Paylaş
Çünkü daha önce de söz ettiğim gibi, insanın yaşamı birkaç dakikaya bağlıymış, öğrenmiş oldum.
Paranın pulun, şık giysilerin, takıların, bu birkaç dakika içinde yok olup gideceğin için maalesef bir öneminin kalmayacağını anlıyor insan.
Oysa yaşıma rağmen ben pek öyle ölüme kafasını takan biri değildim. Hani derler ya, “Öleceğini bileceksin ama ölmeyecekmiş gibi yaşayacaksın” diye, işte öyle bir şey... Ancak bu art arda gelen hayati tehditler, ister istemez sıklıkla ölümü düşündürüyor.
Ve o zaman biraz çevrene bakıyorsun, “Aman Allah’ım, neler biriktirmişiz evimizde.
Ne gereksiz, ne aşırı, hiç ihtiyaç olmayan, saçma sapan ve belki de hiç kullanmayacağımız eşyalar” diyorsun.
Bir anda yok olup, çekip gittiğinde bunların arkanda kalacağını, ailene ve yakınlarına nasıl da yük olacağını düşünüyorsun...
O eşyalar üstüne üstüne gelmeye başlıyor. Bunlardan bir an önce kurtulman gerektiğini anlıyorsun.
İşte tam da bu ruh hali içindeyken, önüme bu nefis yazı çıktı. Benim bütün bu duygu ve düşüncelerimi yansıttığı için, sizlerle paylaşmak istedim.
Bu yazıyı biraz da beni bu konuda sürekli uyaran Kızım Yonca’ya ithaf ediyorum.
Eminim sizin de arkanızdan sızlanacak çocuklarınız vardır...
ÖLMÜŞ EV
3 adet ölmüş ev gördüm. Bu sebeple evimdeki lüzumsuz her şeyi vaktiyle dağıtmanın yoluna bakıyorum.
Sizin için değerli olan şeylerin başkaları için son derece değersiz olabileceğini bu sayede öğrendim. Vaktiyle dağıtın yoksa geride bıraktıklarınıza çok yük oluyorlar.
Siz hiç ölmüş bir evde kaldınız mı?
Tabaklarının dolaplarında öldüğü, en güzel fincanlarının, gümüş tepsilerinin, kristal bardaklarının raflarında can verdiği bir evde?
Bir ev, içinde yaşayan öldüğü anda ölmez, evin ölümü daha uzun sürer, onun ölümü illa ki daha yavaş ve daha acılıdır.
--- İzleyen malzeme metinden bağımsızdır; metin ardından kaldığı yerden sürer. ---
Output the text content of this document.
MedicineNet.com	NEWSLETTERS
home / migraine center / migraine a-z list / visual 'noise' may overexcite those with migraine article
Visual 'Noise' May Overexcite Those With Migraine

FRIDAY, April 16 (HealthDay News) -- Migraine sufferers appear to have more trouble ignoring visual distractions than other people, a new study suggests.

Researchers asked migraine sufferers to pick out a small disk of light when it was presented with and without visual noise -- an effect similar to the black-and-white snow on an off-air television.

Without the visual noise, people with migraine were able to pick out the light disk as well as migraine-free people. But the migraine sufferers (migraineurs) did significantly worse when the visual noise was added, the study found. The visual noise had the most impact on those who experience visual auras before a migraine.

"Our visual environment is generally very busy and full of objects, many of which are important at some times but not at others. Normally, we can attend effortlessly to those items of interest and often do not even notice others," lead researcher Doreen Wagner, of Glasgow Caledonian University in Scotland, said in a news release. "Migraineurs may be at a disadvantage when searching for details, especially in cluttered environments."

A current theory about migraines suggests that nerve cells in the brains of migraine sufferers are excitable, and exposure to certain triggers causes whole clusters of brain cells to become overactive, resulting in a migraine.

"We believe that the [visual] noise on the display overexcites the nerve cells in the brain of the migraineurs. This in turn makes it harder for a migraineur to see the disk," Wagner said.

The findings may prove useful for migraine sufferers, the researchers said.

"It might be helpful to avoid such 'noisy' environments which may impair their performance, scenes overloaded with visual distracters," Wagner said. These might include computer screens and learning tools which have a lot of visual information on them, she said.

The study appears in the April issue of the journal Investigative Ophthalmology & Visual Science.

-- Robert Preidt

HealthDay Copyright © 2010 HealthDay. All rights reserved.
Açılmaya başlanan çekmeceler ve içindekiler ölür önce... Gümüş çatal bıçak takımları ve kutu kutu dantel sehpa örtüleri ölür.
Hiç kullanılmamış olsa bile o çekmecelerde, o kutularda yaşayan örtüler, evin sahibi öldükten sonraki “göz atılmalar” sırasında, büyük bir acıyla ölürler... Çekmecesiyle birlikte ölürler; çekmecenin ferforje kulbu, topuzlu anahtarı, üzerindeki camlı büfesi, bir, iki “bakılmadan sonra” ölür...
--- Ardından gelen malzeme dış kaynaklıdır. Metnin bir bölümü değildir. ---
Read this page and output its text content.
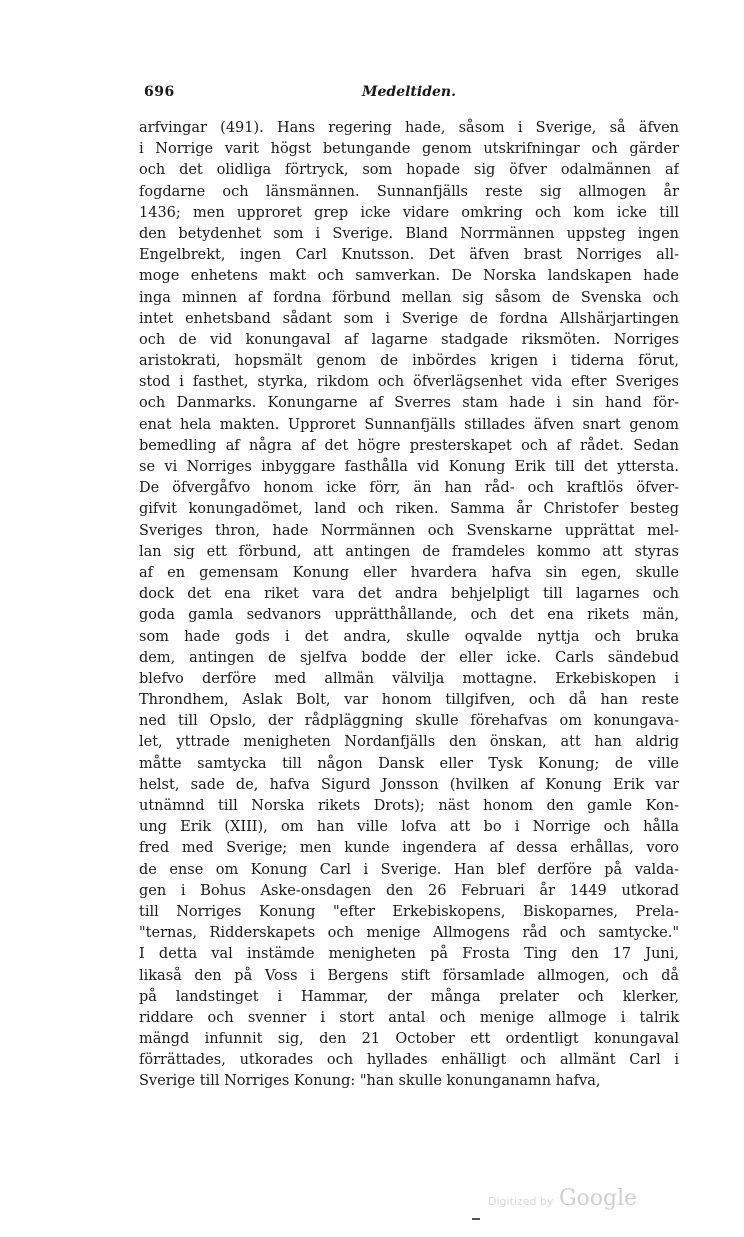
696	Medeltiden.
arfvingar (491). Hans regering hade, såsom i Sverige, så äfven
i Norrige varit högst betungande genom utskrifningar och gärder
och det olidliga förtryck, som hopade sig öfver odalmännen af
fogdarne och länsmännen. Sunnanfjälls reste sig allmogen år
1436; men upproret grep icke vidare omkring och kom icke till
den betydenhet som i Sverige. Bland Norrmännen uppsteg ingen
Engelbrekt, ingen Carl Knutsson. Det äfven brast Norriges all-
moge enhetens makt och samverkan. De Norska landskapen hade
inga minnen af fordna förbund mellan sig såsom de Svenska och
intet enhetsband sådant som i Sverige de fordna Allshärjartingen
och de vid konungaval af lagarne stadgade riksmöten. Norriges
aristokrati, hopsmält genom de inbördes krigen i tiderna förut,
stod i fasthet, styrka, rikdom och öfverlägsenhet vida efter Sveriges
och Danmarks. Konungarne af Sverres stam hade i sin hand för-
enat hela makten. Upproret Sunnanfjälls stillades äfven snart genom
bemedling af några af det högre presterskapet och af rådet. Sedan
se vi Norriges inbyggare fasthålla vid Konung Erik till det yttersta.
De öfvergåfvo honom icke förr, än han råd- och kraftlös öfver-
gifvit konungadömet, land och riken. Samma år Christofer besteg
Sveriges thron, hade Norrmännen och Svenskarne upprättat mel-
lan sig ett förbund, att antingen de framdeles kommo att styras
af en gemensam Konung eller hvardera hafva sin egen, skulle
dock det ena riket vara det andra behjelpligt till lagarnes och
goda gamla sedvanors upprätthållande, och det ena rikets män,
som hade gods i det andra, skulle oqvalde nyttja och bruka
dem, antingen de sjelfva bodde der eller icke. Carls sändebud
blefvo derföre med allmän välvilja mottagne. Erkebiskopen i
Throndhem, Aslak Bolt, var honom tillgifven, och då han reste
ned till Opslo, der rådpläggning skulle förehafvas om konungava-
let, yttrade menigheten Nordanfjälls den önskan, att han aldrig
måtte samtycka till någon Dansk eller Tysk Konung; de ville
helst, sade de, hafva Sigurd Jonsson (hvilken af Konung Erik var
utnämnd till Norska rikets Drots); näst honom den gamle Kon-
ung Erik (XIII), om han ville lofva att bo i Norrige och hålla
fred med Sverige; men kunde ingendera af dessa erhållas, voro
de ense om Konung Carl i Sverige. Han blef derföre på valda-
gen i Bohus Aske-onsdagen den 26 Februari år 1449 utkorad
till Norriges Konung "efter Erkebiskopens, Biskoparnes, Prela-
"ternas, Ridderskapets och menige Allmogens råd och samtycke."
I detta val instämde menigheten på Frosta Ting den 17 Juni,
likaså den på Voss i Bergens stift församlade allmogen, och då
på landstinget i Hammar, der många prelater och klerker,
riddare och svenner i stort antal och menige allmoge i talrik
mängd infunnit sig, den 21 October ett ordentligt konungaval
förrättades, utkorades och hyllades enhälligt och allmänt Carl i
Sverige till Norriges Konung: "han skulle konunganamn hafva,
Digitized by Google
Sonra yerdeki Hereke’ler, Bünyan’lar vardır sırada...
Yıllarca üzerinde gezen sahibinin terlik topukları delmez de, ondan sonra gelenlerin “acaba ne yapsak bunları” bakışları, kurşuna dizmiş misali deler, öldürür onları... Masalar ölür “ah nasıl taşıyacağız bunları” laflarını duyunca, biblolar ölür “kime vereceğiz bunları” sözleri üzerlerinde uçuşunca...
Onca yıl yaşanan evdeki ayna sırları düşmüştür, kenarı kırılmıştır, çerçevesi solmuştur, ölmemiştir ama şimdi yabancı baktığı gibi ona, oracıkta ölmüştür...
Yatak bazası altındaki hurçta misafir takımları, banyodaki hasır kutuda lavanta keseleri, yıllardır el değmemiştir, ölmemişlerdir de, “Ne yapacağız bunları” diye değen ilk el, öldürür onları... Bakılmayan fotoğraflar, bakılmadıkları yerlerde yaşarlar, nereye koyacağız şimdi bunları, diye bakan ilk kişinin ellerinde ölürler.
Tüm eşyalar iç geçirirler son nefeslerinde “En azından o gün, elbiselerle biz de gitseydik, acı çekmeden ölüp bitseydik” diye...
Aynadaki sır değildir ki bu, herkes bilir. Evin ruhu şimdi, tuvalet dolabındaki tuz ruhu olsa daha değerlidir.
Siz hiç ölmüş bir evde kaldınız mı? Kalmayınız... Ölmezsiniz ama ağır yaralanırsınız.